We even still use the word “play” to describe our interaction with them, a word that evokes a sense of childishness, and it is hard to think of a more suitable word to describe the level of connection many gamers make with these fictional worlds and characters. The closest I can get is “engage” and I’m still not sure if that’s quite right.

For further points, my friend referred me to an article from last May on Cracked.com titled “5 Reasons It’s Still Not Cool to Admit You’re a Gamer,” a couple of the most noteworthy being the persistent anti-social stereotype of gamers and the amounts of gratuitous nudity, gore and violence developers place in their work, bestowing the game’s “mature” rating with a sense of irony.

The article’s third reason, concerning story, resonated the strongest with me; after all, I’m studying to make my living as a writer, as someone who uses words to grab people’s attention and convey a point. When a game’s story fails to draw me in or sustain its own logic, it falls in my view of its stature, as would anything else.
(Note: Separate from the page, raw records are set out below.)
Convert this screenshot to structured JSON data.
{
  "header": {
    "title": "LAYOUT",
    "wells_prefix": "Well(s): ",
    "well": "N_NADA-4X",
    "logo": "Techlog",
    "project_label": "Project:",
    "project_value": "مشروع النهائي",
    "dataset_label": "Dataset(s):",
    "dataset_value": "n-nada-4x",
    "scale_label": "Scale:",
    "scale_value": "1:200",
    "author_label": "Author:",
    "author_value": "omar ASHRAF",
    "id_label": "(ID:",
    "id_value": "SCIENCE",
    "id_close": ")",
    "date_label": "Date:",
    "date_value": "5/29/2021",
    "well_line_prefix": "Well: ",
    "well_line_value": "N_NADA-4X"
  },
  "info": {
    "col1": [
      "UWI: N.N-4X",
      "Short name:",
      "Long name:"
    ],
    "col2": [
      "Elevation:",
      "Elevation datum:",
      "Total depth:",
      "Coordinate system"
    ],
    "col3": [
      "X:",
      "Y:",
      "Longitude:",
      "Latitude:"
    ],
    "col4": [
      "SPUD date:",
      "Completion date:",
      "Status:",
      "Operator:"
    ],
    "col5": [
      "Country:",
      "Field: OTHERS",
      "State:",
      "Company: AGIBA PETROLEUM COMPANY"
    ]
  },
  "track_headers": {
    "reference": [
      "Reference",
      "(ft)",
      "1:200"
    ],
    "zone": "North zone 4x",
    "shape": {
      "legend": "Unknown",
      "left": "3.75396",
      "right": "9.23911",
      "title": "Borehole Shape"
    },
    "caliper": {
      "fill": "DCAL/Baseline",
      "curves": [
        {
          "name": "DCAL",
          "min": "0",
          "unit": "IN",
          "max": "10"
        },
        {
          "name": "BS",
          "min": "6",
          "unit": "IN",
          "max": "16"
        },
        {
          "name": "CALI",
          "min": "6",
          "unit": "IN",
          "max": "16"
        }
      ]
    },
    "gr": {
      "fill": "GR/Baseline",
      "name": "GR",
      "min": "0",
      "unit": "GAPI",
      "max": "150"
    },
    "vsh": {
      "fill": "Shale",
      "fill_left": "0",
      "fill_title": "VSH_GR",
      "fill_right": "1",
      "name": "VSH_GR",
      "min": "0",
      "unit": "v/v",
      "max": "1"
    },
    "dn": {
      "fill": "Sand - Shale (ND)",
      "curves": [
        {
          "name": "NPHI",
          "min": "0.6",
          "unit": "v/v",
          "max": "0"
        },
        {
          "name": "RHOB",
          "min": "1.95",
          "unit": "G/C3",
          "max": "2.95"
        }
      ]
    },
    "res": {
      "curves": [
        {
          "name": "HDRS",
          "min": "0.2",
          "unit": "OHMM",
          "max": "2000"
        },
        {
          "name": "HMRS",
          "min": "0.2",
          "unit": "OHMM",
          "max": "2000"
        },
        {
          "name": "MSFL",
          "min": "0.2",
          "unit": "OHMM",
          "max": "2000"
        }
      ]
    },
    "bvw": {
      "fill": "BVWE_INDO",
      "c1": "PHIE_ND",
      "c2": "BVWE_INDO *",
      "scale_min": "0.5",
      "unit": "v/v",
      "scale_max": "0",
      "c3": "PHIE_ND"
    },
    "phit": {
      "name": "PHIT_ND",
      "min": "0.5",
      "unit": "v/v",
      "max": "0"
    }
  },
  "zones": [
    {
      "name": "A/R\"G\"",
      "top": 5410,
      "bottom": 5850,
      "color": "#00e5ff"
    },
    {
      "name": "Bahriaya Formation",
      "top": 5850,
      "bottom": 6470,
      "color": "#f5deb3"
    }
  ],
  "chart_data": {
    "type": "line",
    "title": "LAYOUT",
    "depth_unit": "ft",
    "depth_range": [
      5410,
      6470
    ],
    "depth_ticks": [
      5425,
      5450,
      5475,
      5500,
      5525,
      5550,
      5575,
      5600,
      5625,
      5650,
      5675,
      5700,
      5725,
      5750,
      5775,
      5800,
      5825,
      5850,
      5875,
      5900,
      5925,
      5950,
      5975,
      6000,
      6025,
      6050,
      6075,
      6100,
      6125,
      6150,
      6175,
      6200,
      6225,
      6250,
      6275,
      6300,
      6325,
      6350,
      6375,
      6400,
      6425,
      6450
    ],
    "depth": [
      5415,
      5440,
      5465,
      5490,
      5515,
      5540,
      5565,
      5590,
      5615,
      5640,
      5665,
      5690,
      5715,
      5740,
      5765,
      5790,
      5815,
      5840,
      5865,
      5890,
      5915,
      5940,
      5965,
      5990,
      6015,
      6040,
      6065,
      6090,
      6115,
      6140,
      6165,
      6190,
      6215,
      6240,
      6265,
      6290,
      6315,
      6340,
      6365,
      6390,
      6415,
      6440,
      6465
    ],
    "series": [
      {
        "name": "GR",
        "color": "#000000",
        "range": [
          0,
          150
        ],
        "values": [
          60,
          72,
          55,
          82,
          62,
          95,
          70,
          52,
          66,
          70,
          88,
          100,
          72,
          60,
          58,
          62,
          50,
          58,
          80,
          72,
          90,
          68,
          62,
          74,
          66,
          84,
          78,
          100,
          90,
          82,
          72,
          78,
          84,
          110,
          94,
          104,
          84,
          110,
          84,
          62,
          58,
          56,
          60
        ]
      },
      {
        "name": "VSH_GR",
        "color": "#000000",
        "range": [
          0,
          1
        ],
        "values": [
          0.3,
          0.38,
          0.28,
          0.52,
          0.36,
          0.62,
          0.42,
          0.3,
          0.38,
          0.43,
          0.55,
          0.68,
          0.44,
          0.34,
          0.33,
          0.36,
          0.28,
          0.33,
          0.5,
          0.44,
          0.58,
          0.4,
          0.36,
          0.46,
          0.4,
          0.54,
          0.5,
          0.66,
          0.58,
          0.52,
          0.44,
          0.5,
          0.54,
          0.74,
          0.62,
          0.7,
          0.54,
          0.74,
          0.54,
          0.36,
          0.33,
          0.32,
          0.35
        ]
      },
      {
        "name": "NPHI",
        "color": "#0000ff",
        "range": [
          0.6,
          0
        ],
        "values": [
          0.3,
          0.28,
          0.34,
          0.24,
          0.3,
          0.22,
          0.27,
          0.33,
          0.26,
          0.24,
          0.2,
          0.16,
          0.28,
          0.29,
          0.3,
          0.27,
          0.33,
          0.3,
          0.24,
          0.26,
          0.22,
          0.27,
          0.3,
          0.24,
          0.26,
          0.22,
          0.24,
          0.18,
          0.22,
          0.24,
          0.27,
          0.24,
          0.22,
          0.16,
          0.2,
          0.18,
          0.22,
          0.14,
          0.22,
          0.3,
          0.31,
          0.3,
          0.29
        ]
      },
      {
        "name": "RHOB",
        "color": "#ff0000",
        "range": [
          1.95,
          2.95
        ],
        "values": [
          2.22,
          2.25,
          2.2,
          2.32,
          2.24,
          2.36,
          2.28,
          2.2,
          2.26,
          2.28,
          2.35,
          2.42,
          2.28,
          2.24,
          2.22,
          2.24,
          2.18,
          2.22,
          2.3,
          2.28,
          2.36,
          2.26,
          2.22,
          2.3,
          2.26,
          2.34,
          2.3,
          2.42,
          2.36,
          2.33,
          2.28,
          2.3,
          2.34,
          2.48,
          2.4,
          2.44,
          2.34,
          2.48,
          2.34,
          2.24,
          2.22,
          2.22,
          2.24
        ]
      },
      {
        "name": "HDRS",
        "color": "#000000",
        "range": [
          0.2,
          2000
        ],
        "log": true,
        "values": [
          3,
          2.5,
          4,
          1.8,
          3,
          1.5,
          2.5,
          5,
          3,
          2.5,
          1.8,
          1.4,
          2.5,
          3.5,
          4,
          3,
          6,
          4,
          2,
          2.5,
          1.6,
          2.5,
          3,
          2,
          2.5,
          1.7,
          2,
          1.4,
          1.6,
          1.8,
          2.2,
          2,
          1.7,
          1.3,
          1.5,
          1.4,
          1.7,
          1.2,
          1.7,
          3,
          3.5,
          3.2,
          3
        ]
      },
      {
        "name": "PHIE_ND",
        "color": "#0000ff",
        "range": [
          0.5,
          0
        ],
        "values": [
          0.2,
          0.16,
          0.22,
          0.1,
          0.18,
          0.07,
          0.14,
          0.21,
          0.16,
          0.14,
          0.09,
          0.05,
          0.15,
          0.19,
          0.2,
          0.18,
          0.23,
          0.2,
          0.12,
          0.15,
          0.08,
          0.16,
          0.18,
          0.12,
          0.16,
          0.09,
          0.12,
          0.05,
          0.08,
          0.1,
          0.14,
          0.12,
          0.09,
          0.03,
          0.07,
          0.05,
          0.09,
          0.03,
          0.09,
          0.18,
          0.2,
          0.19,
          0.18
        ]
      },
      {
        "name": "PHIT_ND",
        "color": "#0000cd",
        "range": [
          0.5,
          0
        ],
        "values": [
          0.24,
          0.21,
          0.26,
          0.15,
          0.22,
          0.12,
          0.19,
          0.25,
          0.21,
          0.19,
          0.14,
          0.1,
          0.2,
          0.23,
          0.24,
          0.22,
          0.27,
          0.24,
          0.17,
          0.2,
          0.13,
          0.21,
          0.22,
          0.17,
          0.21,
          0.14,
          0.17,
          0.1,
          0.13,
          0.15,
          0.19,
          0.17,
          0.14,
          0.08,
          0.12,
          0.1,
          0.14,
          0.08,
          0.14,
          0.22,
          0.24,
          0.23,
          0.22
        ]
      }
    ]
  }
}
One of the finest examples of storytelling I have seen perhaps this whole past decade is Rockstar’s “Red Dead Redemption.” With its diverse cast of unique characters, detailed and dynamic environments and unconventional narrative of a former outlaw trying to maintain a moral path, I think this is one of the strongest examples that can be offered when arguing for the worth of games as art.

In fact, the development of a morality system, such as in “Bioshock,” “Red Dead Redemption” or “Fallout 3,” is one of the best contributions that has been made to video game storytelling because it allows, as in life, for the depiction of the various and sometimes extreme consequences that can result from one’s actions. After all, the struggle to determine good from evil has captivated mankind throughout time, from Quentin Tarantino’s Academy-Award nominee “Pulp Fiction” to the dialogues of Plato’s Academy.

Don’t get me wrong; I am not calling for every future game to focus on the dissection of philosophical ideals. That would quickly create dilution of individuality and would also simply be boring. After all, mindless entertainment could be fun in its own right; I would just like to more respect for this medium. Art is the expression of an idea, be it in words on a page, graffiti on a passing train car or a close-up shot on a protagonist’s face as he realizes the weight of a drastic action. The best ideas are those that transcend time and should not be discriminated against because of the platform from which they are delivered.